Ах, время, время, безжалостное время… Не щадишь ты ни красавицу, ни дурнушку. С одинаковой безжалостностью вычерчиваешь ты скулы, делая их более резкими; с геометрической точностью касаешься щёк, и они провисают, утрачивая юношескую припухлость и очарование. С какой дьявольской фантазией рисуешь ты на полотне человеческого лица узор из морщин и горьких складок, истончаешь губы, гасишь глаза! И вот уже ложится на голову первый снег, выбеливая ряд за рядом, и вот уже молодость остается как напоминание несколькими тёмными волосками на затылке, но вскоре и эти осенние чернотропы укроет зима.

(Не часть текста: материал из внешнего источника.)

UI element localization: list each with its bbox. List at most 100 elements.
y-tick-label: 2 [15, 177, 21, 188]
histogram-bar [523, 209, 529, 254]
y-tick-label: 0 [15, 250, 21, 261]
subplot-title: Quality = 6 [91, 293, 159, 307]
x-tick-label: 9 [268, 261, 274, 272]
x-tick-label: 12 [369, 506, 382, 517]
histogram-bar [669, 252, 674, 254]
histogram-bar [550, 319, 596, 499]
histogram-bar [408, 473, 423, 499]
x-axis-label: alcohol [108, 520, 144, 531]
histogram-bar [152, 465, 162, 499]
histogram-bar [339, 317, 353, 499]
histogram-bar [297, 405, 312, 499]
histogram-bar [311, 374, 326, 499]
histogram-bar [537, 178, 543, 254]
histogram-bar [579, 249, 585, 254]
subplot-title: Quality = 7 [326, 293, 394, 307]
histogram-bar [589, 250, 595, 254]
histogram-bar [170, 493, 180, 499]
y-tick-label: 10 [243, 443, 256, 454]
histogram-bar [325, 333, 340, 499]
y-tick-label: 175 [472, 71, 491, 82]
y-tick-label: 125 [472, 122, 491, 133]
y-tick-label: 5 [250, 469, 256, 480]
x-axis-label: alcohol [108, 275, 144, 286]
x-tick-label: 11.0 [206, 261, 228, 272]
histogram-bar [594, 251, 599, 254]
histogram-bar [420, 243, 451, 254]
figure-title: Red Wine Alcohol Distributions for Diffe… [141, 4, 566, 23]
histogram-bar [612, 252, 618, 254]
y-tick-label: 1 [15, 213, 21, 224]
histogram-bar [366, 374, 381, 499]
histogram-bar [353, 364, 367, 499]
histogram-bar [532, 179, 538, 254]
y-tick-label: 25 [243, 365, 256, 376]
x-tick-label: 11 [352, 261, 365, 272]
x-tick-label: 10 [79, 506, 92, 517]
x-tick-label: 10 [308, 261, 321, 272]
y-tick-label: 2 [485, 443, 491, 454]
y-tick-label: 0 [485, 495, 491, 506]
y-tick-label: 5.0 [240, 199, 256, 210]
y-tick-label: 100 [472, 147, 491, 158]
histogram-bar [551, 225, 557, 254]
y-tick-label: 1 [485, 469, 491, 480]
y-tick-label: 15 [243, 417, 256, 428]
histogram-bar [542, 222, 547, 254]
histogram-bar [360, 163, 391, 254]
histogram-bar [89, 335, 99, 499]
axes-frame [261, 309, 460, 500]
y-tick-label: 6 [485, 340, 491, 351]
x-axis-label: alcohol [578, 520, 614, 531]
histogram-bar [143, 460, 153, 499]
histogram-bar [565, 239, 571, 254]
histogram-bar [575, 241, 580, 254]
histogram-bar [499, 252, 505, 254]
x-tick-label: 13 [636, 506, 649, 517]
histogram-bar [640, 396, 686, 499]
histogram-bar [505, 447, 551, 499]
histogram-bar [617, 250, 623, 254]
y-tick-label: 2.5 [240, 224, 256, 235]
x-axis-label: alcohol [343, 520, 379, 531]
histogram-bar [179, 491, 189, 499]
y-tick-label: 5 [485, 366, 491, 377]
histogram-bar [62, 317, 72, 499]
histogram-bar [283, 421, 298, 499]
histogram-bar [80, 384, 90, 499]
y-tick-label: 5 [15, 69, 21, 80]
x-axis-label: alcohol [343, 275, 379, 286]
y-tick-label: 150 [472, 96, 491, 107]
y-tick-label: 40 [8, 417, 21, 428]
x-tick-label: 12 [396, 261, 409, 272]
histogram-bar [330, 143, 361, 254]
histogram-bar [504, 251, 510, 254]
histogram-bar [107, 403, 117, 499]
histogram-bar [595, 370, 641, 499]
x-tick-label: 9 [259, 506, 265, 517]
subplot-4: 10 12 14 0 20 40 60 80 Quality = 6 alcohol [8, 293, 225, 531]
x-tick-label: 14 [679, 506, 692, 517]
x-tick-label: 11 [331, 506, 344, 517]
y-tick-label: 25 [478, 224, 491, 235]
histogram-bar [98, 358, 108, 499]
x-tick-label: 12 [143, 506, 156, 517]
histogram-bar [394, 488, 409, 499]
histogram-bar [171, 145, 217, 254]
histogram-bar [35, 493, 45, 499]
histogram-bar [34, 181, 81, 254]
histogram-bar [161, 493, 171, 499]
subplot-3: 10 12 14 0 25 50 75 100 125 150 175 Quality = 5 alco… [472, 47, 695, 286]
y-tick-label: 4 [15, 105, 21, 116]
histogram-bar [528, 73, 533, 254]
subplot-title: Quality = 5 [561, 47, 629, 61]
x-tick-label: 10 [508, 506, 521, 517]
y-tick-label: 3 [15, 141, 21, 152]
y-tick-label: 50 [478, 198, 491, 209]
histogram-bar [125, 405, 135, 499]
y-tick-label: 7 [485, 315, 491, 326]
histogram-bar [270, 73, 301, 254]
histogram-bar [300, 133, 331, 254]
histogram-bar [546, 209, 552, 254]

Дом был главной любовью Малики Андреевны. Большой, нескладный, бестолково, но крепко сложенный, он был рассчитан на большую семью, на беспрерывный топот босых детских ножек по тёплым половицам. Часть дома выходила на одичавший грушевый сад. По кривым стволам груш бегали весёлые ящерки, в глубине листвы виднелись мелкие каменные плоды, но, самое главное, сад надежно защищал от солнца и любопытных глаз. Это радовало.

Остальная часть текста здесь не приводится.